Placing these servers in a perimeter network, on the other hand, weakens the value of the perimeter network. Exchange Servers must be members of Active Directory, so placing them in a perimeter network involves opening a large number of ports and connections to critical infrastructure servers. This option was the recommended practice before ISA Server was released.
With Exchange Server 2007 multiple role architecture, this question becomes simple to answer as shown in Figure 3. The only Exchange Server 2007 role that is supported in a perimeter network is Edge Transport; all four other roles are only supported in your interior protected network.

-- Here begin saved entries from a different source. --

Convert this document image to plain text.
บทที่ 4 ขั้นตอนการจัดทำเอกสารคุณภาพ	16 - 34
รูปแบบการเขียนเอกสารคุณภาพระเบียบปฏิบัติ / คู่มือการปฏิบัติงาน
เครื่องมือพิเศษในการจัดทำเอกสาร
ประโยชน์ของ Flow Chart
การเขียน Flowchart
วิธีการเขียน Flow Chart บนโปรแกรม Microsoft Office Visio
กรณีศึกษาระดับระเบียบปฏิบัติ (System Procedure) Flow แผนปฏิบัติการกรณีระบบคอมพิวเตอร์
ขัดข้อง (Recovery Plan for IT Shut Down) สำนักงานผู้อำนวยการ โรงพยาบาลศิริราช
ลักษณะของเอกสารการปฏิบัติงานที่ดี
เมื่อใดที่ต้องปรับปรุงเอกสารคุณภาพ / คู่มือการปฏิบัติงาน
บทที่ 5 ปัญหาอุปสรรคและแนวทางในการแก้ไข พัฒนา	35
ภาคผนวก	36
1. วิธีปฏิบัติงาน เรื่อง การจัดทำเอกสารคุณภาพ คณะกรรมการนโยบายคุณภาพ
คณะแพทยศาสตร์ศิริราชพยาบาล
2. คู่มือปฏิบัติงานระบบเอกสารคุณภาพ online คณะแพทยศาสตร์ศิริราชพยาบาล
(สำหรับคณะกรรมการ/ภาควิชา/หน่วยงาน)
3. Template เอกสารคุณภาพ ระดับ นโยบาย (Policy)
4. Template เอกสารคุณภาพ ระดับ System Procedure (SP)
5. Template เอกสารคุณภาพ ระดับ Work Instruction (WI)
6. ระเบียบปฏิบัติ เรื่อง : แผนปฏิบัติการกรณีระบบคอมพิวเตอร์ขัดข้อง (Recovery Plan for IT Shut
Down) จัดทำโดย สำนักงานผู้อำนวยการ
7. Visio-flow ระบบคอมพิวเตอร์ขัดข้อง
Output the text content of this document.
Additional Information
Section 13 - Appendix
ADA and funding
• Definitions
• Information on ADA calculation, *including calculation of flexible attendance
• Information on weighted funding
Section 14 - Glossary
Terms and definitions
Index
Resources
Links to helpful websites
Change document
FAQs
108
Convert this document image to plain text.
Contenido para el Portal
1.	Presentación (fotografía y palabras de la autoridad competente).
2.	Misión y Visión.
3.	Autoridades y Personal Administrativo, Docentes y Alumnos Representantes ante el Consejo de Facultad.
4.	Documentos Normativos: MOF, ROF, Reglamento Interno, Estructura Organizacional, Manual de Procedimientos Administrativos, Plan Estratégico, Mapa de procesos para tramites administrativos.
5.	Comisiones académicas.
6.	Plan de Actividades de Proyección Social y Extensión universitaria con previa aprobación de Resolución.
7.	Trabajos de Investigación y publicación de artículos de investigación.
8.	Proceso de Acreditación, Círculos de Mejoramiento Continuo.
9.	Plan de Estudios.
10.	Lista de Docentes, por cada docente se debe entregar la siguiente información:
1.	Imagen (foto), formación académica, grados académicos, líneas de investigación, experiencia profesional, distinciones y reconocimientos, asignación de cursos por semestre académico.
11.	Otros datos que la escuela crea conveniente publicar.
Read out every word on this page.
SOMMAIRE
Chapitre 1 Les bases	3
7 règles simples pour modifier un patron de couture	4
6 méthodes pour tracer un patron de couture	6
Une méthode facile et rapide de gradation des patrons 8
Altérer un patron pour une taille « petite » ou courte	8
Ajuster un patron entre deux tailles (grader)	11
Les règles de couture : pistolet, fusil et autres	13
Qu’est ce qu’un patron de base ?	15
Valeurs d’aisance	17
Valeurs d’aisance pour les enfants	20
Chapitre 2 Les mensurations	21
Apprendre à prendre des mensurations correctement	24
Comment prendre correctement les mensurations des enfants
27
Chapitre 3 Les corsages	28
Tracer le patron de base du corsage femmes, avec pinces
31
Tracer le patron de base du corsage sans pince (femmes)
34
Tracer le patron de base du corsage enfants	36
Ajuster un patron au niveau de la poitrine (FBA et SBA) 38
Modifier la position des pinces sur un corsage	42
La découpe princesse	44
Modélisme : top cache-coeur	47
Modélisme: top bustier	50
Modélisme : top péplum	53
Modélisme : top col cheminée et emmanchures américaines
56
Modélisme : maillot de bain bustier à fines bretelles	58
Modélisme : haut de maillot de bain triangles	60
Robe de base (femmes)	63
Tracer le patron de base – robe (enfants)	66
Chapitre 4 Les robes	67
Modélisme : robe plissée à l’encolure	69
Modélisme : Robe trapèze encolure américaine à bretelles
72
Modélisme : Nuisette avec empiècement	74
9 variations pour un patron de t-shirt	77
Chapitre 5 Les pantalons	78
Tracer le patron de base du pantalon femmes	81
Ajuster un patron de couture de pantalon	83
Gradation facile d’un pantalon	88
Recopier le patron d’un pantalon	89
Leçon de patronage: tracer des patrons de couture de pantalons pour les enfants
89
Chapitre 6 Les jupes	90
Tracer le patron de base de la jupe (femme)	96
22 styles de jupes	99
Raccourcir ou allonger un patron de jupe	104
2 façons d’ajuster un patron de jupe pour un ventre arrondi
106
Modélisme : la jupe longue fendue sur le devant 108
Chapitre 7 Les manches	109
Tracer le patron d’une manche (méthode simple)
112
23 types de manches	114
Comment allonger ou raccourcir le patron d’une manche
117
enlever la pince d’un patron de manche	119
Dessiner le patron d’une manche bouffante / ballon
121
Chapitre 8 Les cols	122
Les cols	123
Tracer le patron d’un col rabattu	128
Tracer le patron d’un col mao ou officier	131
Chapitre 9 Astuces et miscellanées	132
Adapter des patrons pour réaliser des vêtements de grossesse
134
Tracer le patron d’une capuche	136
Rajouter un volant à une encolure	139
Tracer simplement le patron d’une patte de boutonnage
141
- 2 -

Figure 3: Placing Exchange Server 2007 roles in your network
This seems to be one of the hardest conceptual changes for many experienced Exchange Server administrators to make. Many people still think they need to deploy their Client Access or Hub Transport servers in a perimeter network. Doing so lessens the value of many of the out-of-the-box security measures in Exchange Server 2007, drastically complicates your firewall configurations, and exposes your Active Directory domain controllers to potential attacks. If there is a need to limit and filter incoming connections from untrusted sources, use a properly designed application proxy server such as ISA Server, deployed in the perimeter network. Your firewall administrators will thank you.